En los setenta del siglo XX fui víctima de voces críticas autorizadas que desde una izquierda urbana, y por ello progresista, lapidaba la música vallenata porque esta representaba el país feudal y semifeudal que éramos entonces. Es una paráfrasis. Hoy, ayer para más señas, un cultor de la música, según lo muestra Las2orillas, a raíz de la muerte del cantante de esos aires musicales, Jorge Oñate afirma que respecto de este no le "interesa saber si era el más grande, porque el vallenato ahora no es un género de juglares, esa época es quimera. Ahora el vallenato es de conjuntos, de intérpretes, de casas nobles del Valledupar opulento del festival de la leyenda vallenata, al que tuve la oportunidad de ir para verificar lo que afirmo".

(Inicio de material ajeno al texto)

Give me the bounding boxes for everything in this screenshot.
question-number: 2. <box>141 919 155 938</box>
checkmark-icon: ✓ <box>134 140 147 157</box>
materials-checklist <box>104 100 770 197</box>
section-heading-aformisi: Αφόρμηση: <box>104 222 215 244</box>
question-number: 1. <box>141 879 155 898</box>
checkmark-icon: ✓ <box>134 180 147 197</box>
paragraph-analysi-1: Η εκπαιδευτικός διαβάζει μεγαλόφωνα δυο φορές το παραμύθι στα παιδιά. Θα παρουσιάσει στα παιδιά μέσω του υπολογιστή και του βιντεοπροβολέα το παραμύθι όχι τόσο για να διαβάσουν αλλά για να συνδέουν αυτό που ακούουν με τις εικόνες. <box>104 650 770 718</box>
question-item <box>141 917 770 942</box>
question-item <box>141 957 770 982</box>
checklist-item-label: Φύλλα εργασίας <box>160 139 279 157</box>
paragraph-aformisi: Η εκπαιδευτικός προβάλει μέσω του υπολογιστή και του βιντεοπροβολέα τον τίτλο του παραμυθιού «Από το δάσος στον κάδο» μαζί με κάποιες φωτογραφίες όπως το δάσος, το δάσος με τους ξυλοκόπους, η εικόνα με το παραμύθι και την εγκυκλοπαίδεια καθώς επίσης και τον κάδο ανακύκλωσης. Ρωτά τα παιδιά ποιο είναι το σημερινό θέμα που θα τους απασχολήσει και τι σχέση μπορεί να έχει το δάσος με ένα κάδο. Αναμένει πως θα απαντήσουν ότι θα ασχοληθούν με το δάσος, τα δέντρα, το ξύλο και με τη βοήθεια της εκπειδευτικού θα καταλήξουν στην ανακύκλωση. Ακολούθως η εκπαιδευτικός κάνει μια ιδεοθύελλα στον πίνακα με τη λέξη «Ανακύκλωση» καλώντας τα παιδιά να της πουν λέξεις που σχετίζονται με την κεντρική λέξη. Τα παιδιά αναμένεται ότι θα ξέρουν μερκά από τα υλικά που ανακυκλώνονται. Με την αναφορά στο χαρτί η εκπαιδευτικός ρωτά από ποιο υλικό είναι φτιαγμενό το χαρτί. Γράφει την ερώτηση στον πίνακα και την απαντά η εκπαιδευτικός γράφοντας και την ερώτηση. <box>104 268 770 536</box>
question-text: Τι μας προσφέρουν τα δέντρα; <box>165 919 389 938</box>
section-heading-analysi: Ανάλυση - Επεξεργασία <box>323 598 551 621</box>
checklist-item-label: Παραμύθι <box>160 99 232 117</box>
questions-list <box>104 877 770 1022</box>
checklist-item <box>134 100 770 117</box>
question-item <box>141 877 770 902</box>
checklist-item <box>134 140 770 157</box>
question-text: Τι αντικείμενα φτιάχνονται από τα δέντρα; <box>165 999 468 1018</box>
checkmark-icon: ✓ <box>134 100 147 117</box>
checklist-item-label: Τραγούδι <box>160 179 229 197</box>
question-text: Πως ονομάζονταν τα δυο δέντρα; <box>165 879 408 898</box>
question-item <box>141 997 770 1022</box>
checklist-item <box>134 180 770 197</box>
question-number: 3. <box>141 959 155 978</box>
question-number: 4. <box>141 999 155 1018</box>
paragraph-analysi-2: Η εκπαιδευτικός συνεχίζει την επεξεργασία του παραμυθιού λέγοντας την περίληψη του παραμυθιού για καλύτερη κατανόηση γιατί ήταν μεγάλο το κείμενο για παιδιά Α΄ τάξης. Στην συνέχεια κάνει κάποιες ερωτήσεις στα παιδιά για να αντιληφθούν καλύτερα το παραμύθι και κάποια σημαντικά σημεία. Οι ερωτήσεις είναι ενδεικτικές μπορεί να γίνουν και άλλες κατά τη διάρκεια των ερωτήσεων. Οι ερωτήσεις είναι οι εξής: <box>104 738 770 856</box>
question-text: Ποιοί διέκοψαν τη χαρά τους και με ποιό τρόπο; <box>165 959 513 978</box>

Mis compañeros de infortunio en aquel entonces eran, entre otros, GGM (García Márquez), ALM (López Michelsen) y ESC (Enrique Santos Calderón), DSP (Daniel Samper Pizano), quienes desde el periodismo, la literatura y la política diseminaron la semilla del mal en el territorio universal de la música, valga decir, en buena parte del interior colombiano, mejor conocido como territorio cachaco.
Mientras, los cargadores de la tea civilizada urbana musical oponían al atraso acordeonero la citadina de orígenes campesinos salsa y el no menos proveniente del campo y África, rock.
En Barranquilla el tema no deja de tener sus curiosidades si consideramos que las primeras grabaciones del género musical en Colombia tuvieron lugar aquí. Pero eso no es extraño. Los urbanizados militantes musicales ridiculizaron a Pacho Galán con el mote de "Pacho" Galón y no digamos de lo que hablaron de Joe Arroyo.
Daniel Samper Pizano, alguna vez para defenderse de las críticas que recibió de Armando Benedetti Jimeno, porque este lo acusó de poblar de Leandro Díaz la selección Cien años de vallenato (1997), le insinuó que era envidioso y trajo a colación el caso de GGM, que tuvo que irse de la ciudad para poder llegar a ser un escritor reconocido pues aquí tenía un ambiente hostil. Una forma de decir: "ni jala ni da la lata".
Hay asuntos que no se deben despachar a la ligera. No porque la juglaría no reine hoy resulta intrascendente la presencia de Oñate en el espectro musical vallenato. Idealizar aquella puede llevarnos a reificar la marginalidad en la que vivía, aunque haya que admitir que la masificación trajo sus secuelas. La mercantilización no es cosa que se pueda detener una vez toma cuerpo.
Los finales de los sesenta e inicios de los setenta fueron escenario de algunos acontecimientos que se conjugaron. La aparición del Festival de la Leyenda Vallenata coincidió con la reciente creación del departamento del Cesar, cuyo primer gobernador fue ALM; había bonanza algodonera, y asomaba la del cannabis; GGM había publicado Cien años de soledad y la predominancia de la urbanización del país era inocultable.
Ese era el ambiente propicio para la presencia simultánea de creadores musicales como Escalona, Tobías Enrique Pumarejo, Leandro Díaz, Armando Zabaleta, Luis Enrique Martínez, Emiliano Zuleta B, Alejandro Durán, Lorenzo Morales, Juancho Polo, Abel Antonio Villa, Pacho Rada, en el que intermediaban Alfredo Gutiérrez y Calixto Ochoa, de una parte; y Fredy Molina, Gustavo Gutiérrez, Emiro Zuleta, Santander Durán. En las antiguas Sabanas de Bolívar jilguereaban Adolfo Pacheco y Andrés Landeros.
Eran la vieja y nuevas generaciones. El mérito de Oñate radicó en haber sabido participar de un proceso simbiótico de ellas con sus temáticas diversas no solo en sus letras sino en sus melodías. Miguel López con su acendrado estilo martinero contribuyó mucho a que la nave saliera a flote. Buena parte de este avanti estuvo soportada en las calidades interpretativas del cantante.
Lo demás es historia. Ha habido buenos vendedores de discos y colmadores de escenarios.
La juglaría ha muerto, viva la juglaría.